Il est difficile d'être exceptionnel.
Lors de l'atelier
sur le suicide nous nous sommes dit le peu d'estime que nous avions de
nous-mêmes. Qu'il devait y avoir un lien entre ceci et cela.
C'est aujourd'hui de ça dont je veux me guérir. Ce qui n'est
pas une mince affaire si je grandit dans une culture gayphobe. Si je grandi
dans une culture où la négation ou la résignation
de soi est moral. Si mon père me disait que je serai bon à
rien et que je m sens mauvais en tout.. Ou si la culture gay est antimoche,
antivieux ou antigros.
Il me reste cependant ma dignité comme remède contre la
honte.
C'est une chance
d'être un sale pédé aux yeux des normaux. Ca me laisse
vachement de place pour m'imaginer mille autres choses pour (sur)vivre.
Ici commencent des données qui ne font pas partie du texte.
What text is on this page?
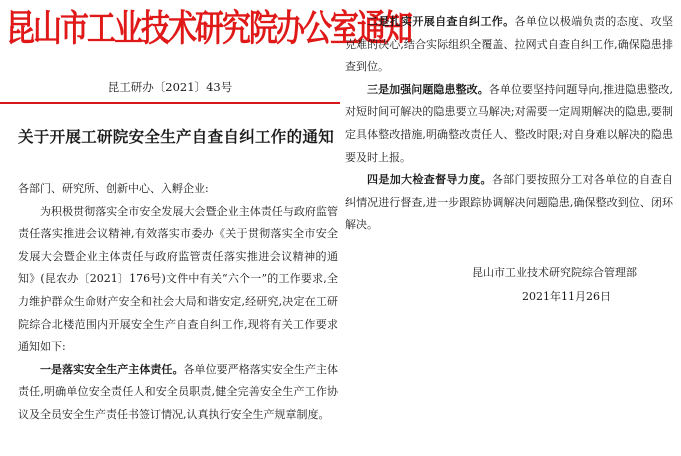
昆山市工业技术研究院办公室通知
昆工研办〔2021〕43号
关于开展工研院安全生产自查自纠工作的通知

各部门、研究所、创新中心、入孵企业:

为积极贯彻落实全市安全发展大会暨企业主体责任与政府监管责任落实推进会议精神,有效落实市委办《关于贯彻落实全市安全发展大会暨企业主体责任与政府监管责任落实推进会议精神的通知》(昆农办〔2021〕176号)文件中有关“六个一”的工作要求,全力维护群众生命财产安全和社会大局和谐安定,经研究,决定在工研院综合北楼范围内开展安全生产自查自纠工作,现将有关工作要求通知如下:

一是落实安全生产主体责任。各单位要严格落实安全生产主体责任,明确单位安全责任人和安全员职责,健全完善安全生产工作协议及全员安全生产责任书签订情况,认真执行安全生产规章制度。

二是扎实开展自查自纠工作。各单位以极端负责的态度、攻坚克难的决心,结合实际组织全覆盖、拉网式自查自纠工作,确保隐患排查到位。

三是加强问题隐患整改。各单位要坚持问题导向,推进隐患整改,对短时间可解决的隐患要立马解决;对需要一定周期解决的隐患,要制定具体整改措施,明确整改责任人、整改时限;对自身难以解决的隐患要及时上报。

四是加大检查督导力度。各部门要按照分工对各单位的自查自纠情况进行督查,进一步跟踪协调解决问题隐患,确保整改到位、闭环解决。

昆山市工业技术研究院综合管理部
2021年11月26日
En plus, c'est pas de chance pour les aigries puisqu'on est le futur (avec
les femmes, les noirEs, les moches, les ploucs, et les étrangerEs
du monde entier).
Quel privilège !
Par
Sa Chasteté Jean-Pol Carbonne XIV.
PS : en me
réveillant ce matin je me suis souvenu que lors de la séparation
violente de mes parents, la tentative de suicide ou la menace de, avaient
été jouées par ma mère et mon père.
Au sujet de la garde des enfants, entre autre. Il ne me reste que peu
de chose de cette époque où l'eau était dans le gaz
et l'électricité dans l'air, puisque mon instinct de survie
se démerdait déjà vachement bien avec le tri sélectif
de ma mémoire.
Je réalise que le sens caché de ces tentatives et menaces
faisaient partie de mes jouets, de ma construction asocial. Depuis que
je le sais, j'ai moins envie de mourir. Mais il faut encore que je gratte
quelques cailloux avec mes ongles, sans les casser.